2. It is unnecessary for us to narrate the facts of the case in detail as we propose to remit the case back to the High Court in respect of this appellant alone. This is because the other convicted persons have not chosen to challenge the judgment of the High Court. So far as they are concerned the judgment has become final.

3. The defence strategy adopted by the appellant in the trial court was that on the date of occurrence he was actually undergoing treatment in a hospital for amoebic hepatitis. The occurrence was at 7.00 p.m. on 15-11-1990. The appellant adopted the defence of alibi that he was admitted in University General Hospital at Mangla Giri (District Guntur) on 8-11-1990 where he remained under treatment till 16-12-1990. In support of the said plea of alibi the appellant examined one Dr K. Satyanarain Rao, Civil Assistant Surgeon of the said hospital as DW 2 and one Victoria Rani who claimed to be a co-patient in the same hospital as DW 3.

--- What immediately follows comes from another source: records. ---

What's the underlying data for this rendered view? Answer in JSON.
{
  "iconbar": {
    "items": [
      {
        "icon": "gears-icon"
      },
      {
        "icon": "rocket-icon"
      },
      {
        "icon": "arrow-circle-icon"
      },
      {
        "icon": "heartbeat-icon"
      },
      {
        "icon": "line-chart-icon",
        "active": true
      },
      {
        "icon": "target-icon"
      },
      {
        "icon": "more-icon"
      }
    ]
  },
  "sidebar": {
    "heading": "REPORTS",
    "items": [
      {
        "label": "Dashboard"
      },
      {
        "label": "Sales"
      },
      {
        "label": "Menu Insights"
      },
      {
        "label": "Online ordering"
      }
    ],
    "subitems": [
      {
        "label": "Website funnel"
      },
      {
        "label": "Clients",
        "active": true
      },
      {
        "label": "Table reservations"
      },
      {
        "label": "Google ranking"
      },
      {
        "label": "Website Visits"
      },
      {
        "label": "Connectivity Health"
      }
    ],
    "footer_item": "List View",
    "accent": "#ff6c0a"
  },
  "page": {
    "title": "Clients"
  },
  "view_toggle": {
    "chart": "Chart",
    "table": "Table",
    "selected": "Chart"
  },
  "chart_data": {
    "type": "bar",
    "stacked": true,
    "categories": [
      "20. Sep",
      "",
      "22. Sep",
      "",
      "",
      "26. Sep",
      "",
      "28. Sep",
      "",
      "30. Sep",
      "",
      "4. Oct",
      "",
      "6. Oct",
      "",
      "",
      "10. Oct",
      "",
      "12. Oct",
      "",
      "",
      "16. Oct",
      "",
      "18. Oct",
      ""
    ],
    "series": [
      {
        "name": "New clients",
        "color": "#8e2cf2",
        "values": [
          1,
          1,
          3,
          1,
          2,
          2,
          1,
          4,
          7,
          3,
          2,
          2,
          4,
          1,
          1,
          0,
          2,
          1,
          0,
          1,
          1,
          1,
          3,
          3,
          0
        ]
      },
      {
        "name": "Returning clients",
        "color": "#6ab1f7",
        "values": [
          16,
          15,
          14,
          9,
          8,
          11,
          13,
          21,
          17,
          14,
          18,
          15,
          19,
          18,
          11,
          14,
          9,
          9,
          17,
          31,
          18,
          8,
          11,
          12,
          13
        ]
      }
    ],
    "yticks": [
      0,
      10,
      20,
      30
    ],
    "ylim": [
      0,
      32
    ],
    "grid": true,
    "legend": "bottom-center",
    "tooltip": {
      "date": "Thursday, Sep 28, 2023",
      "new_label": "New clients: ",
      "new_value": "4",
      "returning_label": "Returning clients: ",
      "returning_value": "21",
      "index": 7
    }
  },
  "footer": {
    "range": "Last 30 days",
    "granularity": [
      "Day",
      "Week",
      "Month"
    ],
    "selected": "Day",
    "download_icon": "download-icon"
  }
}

4. The above plea of alibi has not been considered at all by the High Court in the appeal filed by the appellant. It is not a case where the High Court was not aware that the appellant had taken up the plea of alibi because that fact had been noted by the High Court in the narration of the facts. We do not know why the crucial plea raised by the appellant escaped discussion and a finding by the final fact-finding court. It is difficult for us to consider the correctness of the said plea in this appeal filed under Article 136 without the same being considered and a finding being arrived at by the High Court in the first appeal preferred by the appellant as a matter of right under the Code of Criminal Procedure.

5. We, therefore, set aside the judgment of the High Court insofar as the appellant is concerned and remit the case back to the High Court for disposal of the appeal afresh, after affording a reasonable opportunity to the appellant and the Public Prosecutor for being heard in the matter.

6. Mr Ranjit Kumar, learned Senior Counsel who argued for the appellant requested that the High Court may be directed to hear this appeal as expeditiously as possible because the appellant is continuing in jail since the date of his arrest in connection with this case. We permit the counsel for the appellant in the High Court to bring that fact to the notice of the High Court. We have no manner of doubt that the High Court will take urgent steps for early disposal of the appeal.

7. This appeal is disposed of accordingly.